As described above, according to the present invention, it is possible to provide a deflection distortion correction apparatus which can reduce the power loss and can continuously control the S-curve correction amount.

[Brief description of the drawings]

FIG. 1 is a block diagram of a deflection distortion correction device according to a first embodiment of the present invention.

FIG. 2 is an explanatory diagram of an operation of the deflection distortion correction device according to the first embodiment of the present invention.

FIG. 3 is a block diagram of a deflection distortion correction device according to a second embodiment of the present invention;

FIG. 4 is an operation explanatory diagram of the deflection distortion correction device according to the second embodiment of the present invention;

FIG. 5 is a configuration diagram of a conventional deflection distortion correction device.

[Explanation of symbols]

 1,21 Horizontal deflection drive circuit 2,22 Horizontal deflection coil 3,23 Transformer 4,24 S-shaped capacitor 5,25 Diode 6,26 Correction capacitor 7,27 FET 8,28 Control circuit 9,29 FET drive circuit 10,30 Comparator 31 Triangular wave generating circuit 32 Adder 101 Coil 102 Horizontal output transistor 103 Damper diode 104 Resonant capacitor 105 Horizontal deflection coil 106 Main S-shaped capacitor 107 Auxiliary S-shaped capacitor 108 Resistance element

Claims (3)

[Claims] A primary side of a transformer is inserted into a horizontal deflection circuit, a capacitor via a switch element is connected to a secondary side, and the switch element is turned off for a predetermined period within a horizontal retrace period.

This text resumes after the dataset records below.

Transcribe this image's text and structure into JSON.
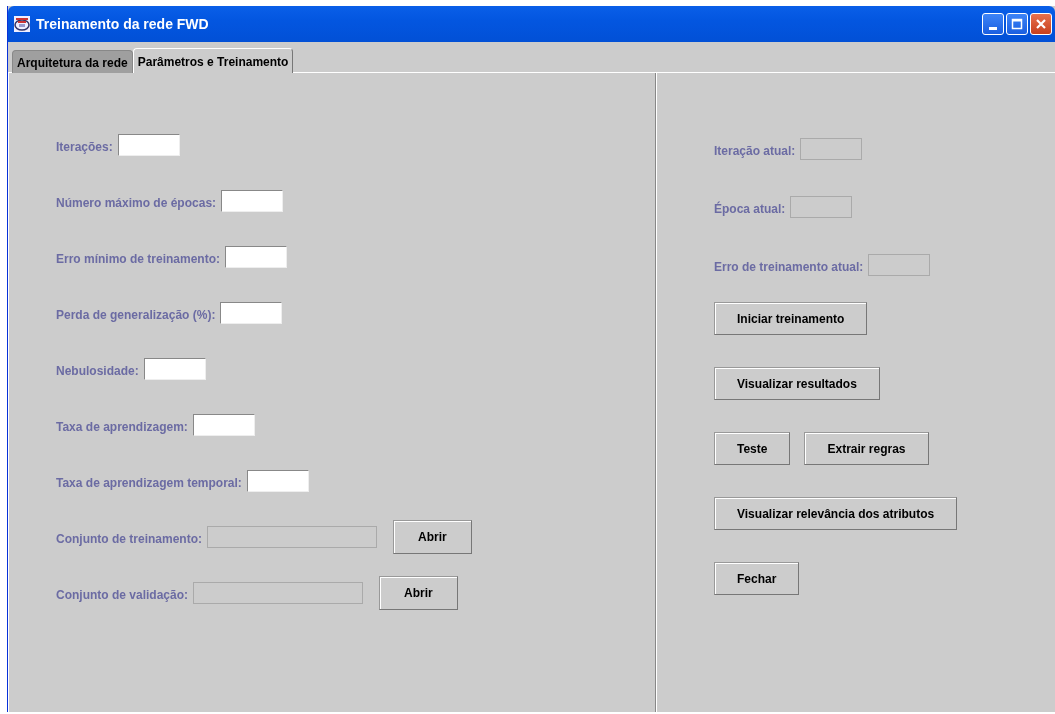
{
  "window": {
    "title": "Treinamento da rede FWD"
  },
  "tabs": [
    {
      "label": "Arquitetura da rede",
      "selected": false
    },
    {
      "label": "Parâmetros e Treinamento",
      "selected": true
    }
  ],
  "parameters": [
    {
      "kind": "text",
      "label": "Iterações:",
      "disabled": false
    },
    {
      "kind": "text",
      "label": "Número máximo de épocas:",
      "disabled": false
    },
    {
      "kind": "text",
      "label": "Erro mínimo de treinamento:",
      "disabled": false
    },
    {
      "kind": "text",
      "label": "Perda de generalização (%):",
      "disabled": false
    },
    {
      "kind": "text",
      "label": "Nebulosidade:",
      "disabled": false
    },
    {
      "kind": "text",
      "label": "Taxa de aprendizagem:",
      "disabled": false
    },
    {
      "kind": "text",
      "label": "Taxa de aprendizagem temporal:",
      "disabled": false
    },
    {
      "kind": "file",
      "label": "Conjunto de treinamento:",
      "disabled": true,
      "button": "Abrir"
    },
    {
      "kind": "file",
      "label": "Conjunto de validação:",
      "disabled": true,
      "button": "Abrir"
    }
  ],
  "progress": [
    {
      "label": "Iteração atual:",
      "disabled": true
    },
    {
      "label": "Época atual:",
      "disabled": true
    },
    {
      "label": "Erro de treinamento atual:",
      "disabled": true
    }
  ],
  "actions": [
    [
      "Iniciar treinamento"
    ],
    [
      "Visualizar resultados"
    ],
    [
      "Teste",
      "Extrair regras"
    ],
    [
      "Visualizar relevância dos atributos"
    ],
    [
      "Fechar"
    ]
  ]
}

Deflection distortion correction device. 2. The control circuit according to claim 1, further comprising a control circuit having a comparator for comparing a horizontal retrace pulse with a control voltage, wherein the switch element is controlled using an output of the comparator. Deflection distortion correction device. 3. The deflection distortion correction device according to claim 2, wherein the control voltage is a signal such that the output of the comparator becomes a signal having a predetermined duty.